Before.... (34 days old)- I feel sad she's crying, and I know why she was crying but it was just so gosh darn cute!
After! (310 Days Old)
Where did my baby go?
She's learned to throw things over the edge and get on her knees to inspect her handy work.
Peek-A-Boo! Bathy Time Style!
Love these smiles
And these...
And always these!
cute bebe
Eating the cookie dough- she didn't get sick btw, and the eggs weren't even pasteurized!
This week has been a difficult one for me emotionally and spiritually. I have some questions that I need answers to, and I'm afraid of the outcome. I need to be at peace with my decisions and I don't know if it's going to come easily, and that scares me. I have spent the greater part of my last ~12 years meticulously planning out my life, and to not have everything fit in it's little puzzle piece exactly the way I planned is difficult for me to accept. Here's hoping for the best.
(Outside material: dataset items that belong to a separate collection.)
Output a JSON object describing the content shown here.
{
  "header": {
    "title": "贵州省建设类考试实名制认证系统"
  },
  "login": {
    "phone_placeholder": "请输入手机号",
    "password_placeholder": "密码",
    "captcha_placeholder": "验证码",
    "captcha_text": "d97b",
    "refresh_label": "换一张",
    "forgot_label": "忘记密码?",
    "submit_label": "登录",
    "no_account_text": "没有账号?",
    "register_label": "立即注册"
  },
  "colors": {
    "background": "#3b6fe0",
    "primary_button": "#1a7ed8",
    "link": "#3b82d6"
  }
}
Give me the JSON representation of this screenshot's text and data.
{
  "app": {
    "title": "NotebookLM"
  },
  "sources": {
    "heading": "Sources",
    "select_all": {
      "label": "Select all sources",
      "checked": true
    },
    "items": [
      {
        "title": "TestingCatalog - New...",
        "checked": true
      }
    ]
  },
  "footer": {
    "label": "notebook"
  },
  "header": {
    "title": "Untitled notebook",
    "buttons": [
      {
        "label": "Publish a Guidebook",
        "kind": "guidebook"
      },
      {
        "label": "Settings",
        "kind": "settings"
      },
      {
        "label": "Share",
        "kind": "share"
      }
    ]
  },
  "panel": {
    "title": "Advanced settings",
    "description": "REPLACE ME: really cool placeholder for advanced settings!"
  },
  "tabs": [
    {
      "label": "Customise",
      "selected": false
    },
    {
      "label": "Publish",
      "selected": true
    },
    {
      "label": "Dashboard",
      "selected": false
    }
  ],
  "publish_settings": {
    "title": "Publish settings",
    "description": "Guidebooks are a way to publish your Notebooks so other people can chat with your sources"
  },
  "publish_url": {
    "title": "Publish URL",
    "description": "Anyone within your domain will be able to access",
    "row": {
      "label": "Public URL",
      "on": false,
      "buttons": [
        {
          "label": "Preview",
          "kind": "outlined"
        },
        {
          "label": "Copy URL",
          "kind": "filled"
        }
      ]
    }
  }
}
In other family news, E has figured out how to pull herself up in the tub- only once, but she can do it. I honestly and truly feel that she's afraid of getting hurt. She was standing at the coffee table today (Drew was behind her) and she fell backward. She didn't bend at her hips and just went straight back into Drew's arms- not getting hurt or anything. But the sheer *thought* that she COULD have fallen and hit her head freaked her out so badly that she cried uncontrollably for a good minute. I felt horrible for her. She also has decided cookies are worth staking her comfort on. She really tried SO hard to get on those cute little hands and knees to get a cookie I put on the floor. She also did a couple step cruise along the coffee table to grab a piece. She got them all, but man did it stress her out. She just tenses up, and just freaks out. I really feel there's some doubt going on that she can't do it and/or fear that she's going to hurt herself which is prohibiting her from doing much. She bawls if she lands on her bum after standing even, and I guess I don't know how to change that other than reassure her that she's OK and redirect her. Any suggestions? I know she'll get it eventually, but in reality, I know she's strong enough, something just isn't clicking.
With Drew- he just bought a couch for his office. He's pretty excited about it. He's also looking at trophies for the office so that when someone wins their trial, they get to have this roaming trophy as their bragging rights of sorts. I think it's a fun idea.
That's about it for us. I went to OMSI today with the kids which was fun. I wish it had been longer though!